Compare Translations for Psalms 64:6

Commentaries For Psalms 64

  • Chapter 64

    Prayer for deliverance. (1-6) The destruction of the wicked, encouragement to the righteous. (7-10)

    Verses 1-6 The psalmist earnestly begs of God to preserve him from disquieting fear. The tongue is a little member, but it boasts great things. The upright man is the mark at which the wicked aim, they cannot speak peaceably either of him or to him. There is no guard against a false tongue. It is bad to do wrong, but worse to encourage ourselves and one another in it. It is a sign that the heart is hardened to the greatest degree, when it is thus fully set to do evil. A practical disbelief of God's knowledge of all things, is at the bottom of every wickedness. The benefit of a good cause and a good conscience, appears most when nothing can help a man against his enemies, save God alone, who is always a present help.

    Verses 7-10 When God brings upon men the mischiefs they have desired on others, it is weight enough to sink a man to the lowest hell. Those who love cursing, it shall come upon them. Those who behold this shall understand, and observe God's hand in all; unless we do so, we are not likely to profit by the dispensations of Providence. The righteous shall be glad in the Lord; not glad of the misery and ruin of their fellow-creatures, but glad that God is glorified, and his word fulfilled, and the cause of injured innocence pleaded effectually. They rejoice not in men, nor in themselves, nor in any creature, or creature enjoyments, nor in their wisdom, strength, riches, or righteousness; but in Christ, in whom all the seed of Israel are justified and glory, and in what he is to them, and has done for them.

  • PSALM 64

    Psalms 64:1-10 . A prayer for deliverance from cunning and malicious enemies, with a confident view of their overthrow, which will honor God and give joy to the righteous.

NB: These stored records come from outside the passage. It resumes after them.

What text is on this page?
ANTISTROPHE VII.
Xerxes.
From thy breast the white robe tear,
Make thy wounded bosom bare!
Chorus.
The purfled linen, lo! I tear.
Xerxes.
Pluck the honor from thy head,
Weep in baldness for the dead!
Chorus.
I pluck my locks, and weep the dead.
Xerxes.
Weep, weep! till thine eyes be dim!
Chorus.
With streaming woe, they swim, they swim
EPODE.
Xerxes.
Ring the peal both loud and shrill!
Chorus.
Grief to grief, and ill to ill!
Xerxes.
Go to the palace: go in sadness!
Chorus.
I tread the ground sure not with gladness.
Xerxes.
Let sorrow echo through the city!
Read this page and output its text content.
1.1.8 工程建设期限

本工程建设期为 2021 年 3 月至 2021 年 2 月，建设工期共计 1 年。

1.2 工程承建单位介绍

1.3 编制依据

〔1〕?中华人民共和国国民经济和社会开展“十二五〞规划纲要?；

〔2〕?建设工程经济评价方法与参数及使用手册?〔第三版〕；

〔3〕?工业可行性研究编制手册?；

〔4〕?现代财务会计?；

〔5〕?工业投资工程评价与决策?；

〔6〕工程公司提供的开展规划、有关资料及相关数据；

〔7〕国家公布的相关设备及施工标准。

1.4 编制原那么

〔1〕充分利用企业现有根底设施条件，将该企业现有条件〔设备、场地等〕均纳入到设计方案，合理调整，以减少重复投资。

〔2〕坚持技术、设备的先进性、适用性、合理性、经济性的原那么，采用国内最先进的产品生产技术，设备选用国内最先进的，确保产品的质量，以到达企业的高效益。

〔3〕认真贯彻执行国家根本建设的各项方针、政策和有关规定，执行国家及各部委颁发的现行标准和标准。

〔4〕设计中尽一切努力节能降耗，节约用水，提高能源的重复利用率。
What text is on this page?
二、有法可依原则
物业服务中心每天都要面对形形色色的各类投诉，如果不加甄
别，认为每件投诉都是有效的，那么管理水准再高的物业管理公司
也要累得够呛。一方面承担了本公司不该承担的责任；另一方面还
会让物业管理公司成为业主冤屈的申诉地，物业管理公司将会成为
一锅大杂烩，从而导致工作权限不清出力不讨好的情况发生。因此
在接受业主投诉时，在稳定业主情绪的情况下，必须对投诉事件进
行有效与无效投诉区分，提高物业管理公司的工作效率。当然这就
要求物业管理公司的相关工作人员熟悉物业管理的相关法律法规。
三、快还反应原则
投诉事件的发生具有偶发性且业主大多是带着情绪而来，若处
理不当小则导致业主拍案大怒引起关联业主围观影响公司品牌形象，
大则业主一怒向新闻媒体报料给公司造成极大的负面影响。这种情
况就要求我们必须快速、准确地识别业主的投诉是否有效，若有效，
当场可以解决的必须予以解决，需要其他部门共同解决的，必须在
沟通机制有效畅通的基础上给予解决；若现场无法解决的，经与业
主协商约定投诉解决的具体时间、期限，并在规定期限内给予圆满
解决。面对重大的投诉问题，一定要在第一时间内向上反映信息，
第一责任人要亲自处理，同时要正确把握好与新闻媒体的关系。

    1. preserve . . . fear--as well as the danger producing it.

    2. insurrection--literally, "uproar," noisy assaults, as well as their secret counsels.

    3, 4. Similar figures for slander ( Psalms 57:4 , 59:7 ).
    bend--literally, "tread," or, "prepared." The allusion is to the mode of bending a bow by treading on it; here, and in Psalms 58:7 , transferred to arrows.

    4. the perfect--one innocent of the charges made ( Psalms 18:23 ).
    fear not--( Psalms 55:19 ), not regarding God.

    5. A sentiment here more fully presented, by depicting their deliberate malice.

    6. This is further evinced by their diligent efforts and deeply laid schemes.

    7. The contrast is heightened by representing God as using weapons like theirs.

    8. their . . . tongue to fall, &c.--that is, the consequences of their slanders, &c. (compare Psalms 10:2 , 31:16 ).
    all that see . . . away--Their partners in evil shall be terrified.

    9, 10. Men, generally, will acknowledge God's work, and the righteous, rejoicing in it, shall be encouraged to trust Him ( Psalms 58:10 ).